22 December 2016

Iconic bristlecone pines may not survive global climate change

Posted by Lauren Lipuma

Bristlecone pines, like Methuselah, might lose habitat as temperatures warm, new research finds. Credit: Chao Yen (CC BY-ND 2.0, Flickr)

Bristlecone pines, like Methuselah, might lose habitat as temperatures warm, new research finds.
Credit: Chao Yen (CC BY-ND 2.0, Flickr)

By Ula Chrobak

Bristlecone pines—including Methusaleh, one of the world’s oldest trees—have lived in North America’s Great Basin for thousands of years. But warming temperatures due to climate change could cause trouble for the ancient trees by tipping the ecological balance in favor of the conifer’s neighbor, the limber pine, said scientists at the 2016 American Geophysical Union Fall Meeting.

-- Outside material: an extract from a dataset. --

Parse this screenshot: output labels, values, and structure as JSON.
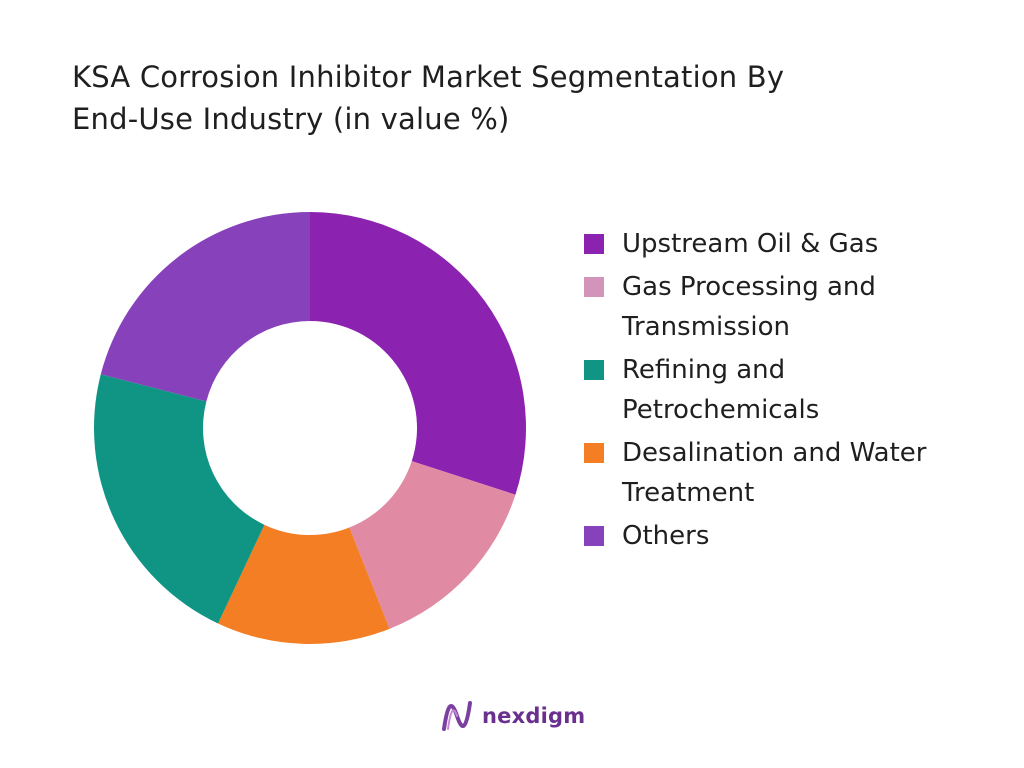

Both limber and bristlecone pines are adapted to the temperature and moisture of subalpine forests. As the species’ favorite temperatures move up mountains due to climate change, logic says the trees should follow them upward. But a new study finds limber pines are leap-frogging over bristlecones: most of all the juvenile trees above the historic treeline are limber pines.

“The [trees] aren’t just moving in lock step.” said Brian Smithers, an ecologist at the University of California Davis and lead author of the new study. “Species are moving around the landscape in unpredictable ways.”

As limber pines pile up above the historic treeline, it’s possible they will use up so much light and water that it becomes impossible for bristlecone pines to join them, according to the researchers. This could mean the end of ancient trees like 4,848-year-old Methuselah. While still uncertain whether the limber pine will completely win out over bristlecones, Smithers thinks we may see the loss of this iconic tree.

“I think what’s going to happen—at least in some areas—is that we’re going to lose bristlecone,” he said. “There’s not very much room upslope before you get to the top of the mountain.”

Below the treeline—the altitude above which it’s too cold for trees to grow—bristlecone is king. The tree dominates the subalpine community, growing in all spaces except in sandy, granitic soils, where limber pines huddle together.

As temperatures have steadily warmed with climate change, the vertical limit where these trees can survive has creeped uphill. So scientists set out to see whether both of the trees also hiked up.

First, they estimated the historic treeline, based on where adult trees, above three meters (10 feet) tall, clumped together. Above this line, they counted juvenile trees that had hopped over, identifying them and estimating their age based on scars on their stems. They compared the community of young trees above the line to adult trees below the line to see how the species distribution changed.

“What we were finding is that limber pine is taking over the status of the treeline tree,” Smithers said. Above the treeline, young limber pines dominated, even encroaching on limestone and dolomite-based soils—normally the territory of bristlecones. The limber pines are faster than bristlecones at spreading, thanks to the help of the Clark’s nutcracker, a bird that eats and disperses their seeds, Smithers said.

“Whoever can get there first wins,” Smithers said. “And it looks like limber pine is just better able to get there quicker.”

Next, Smithers will use experimental plots around the White Mountains in California and Nevada to look at how limber pines compete for water and light. This simple system could help illustrate how a change in temperature can trigger complex interactions between species, he said.

—Ula Chrobak is a science communication graduate student at UC Santa Cruz.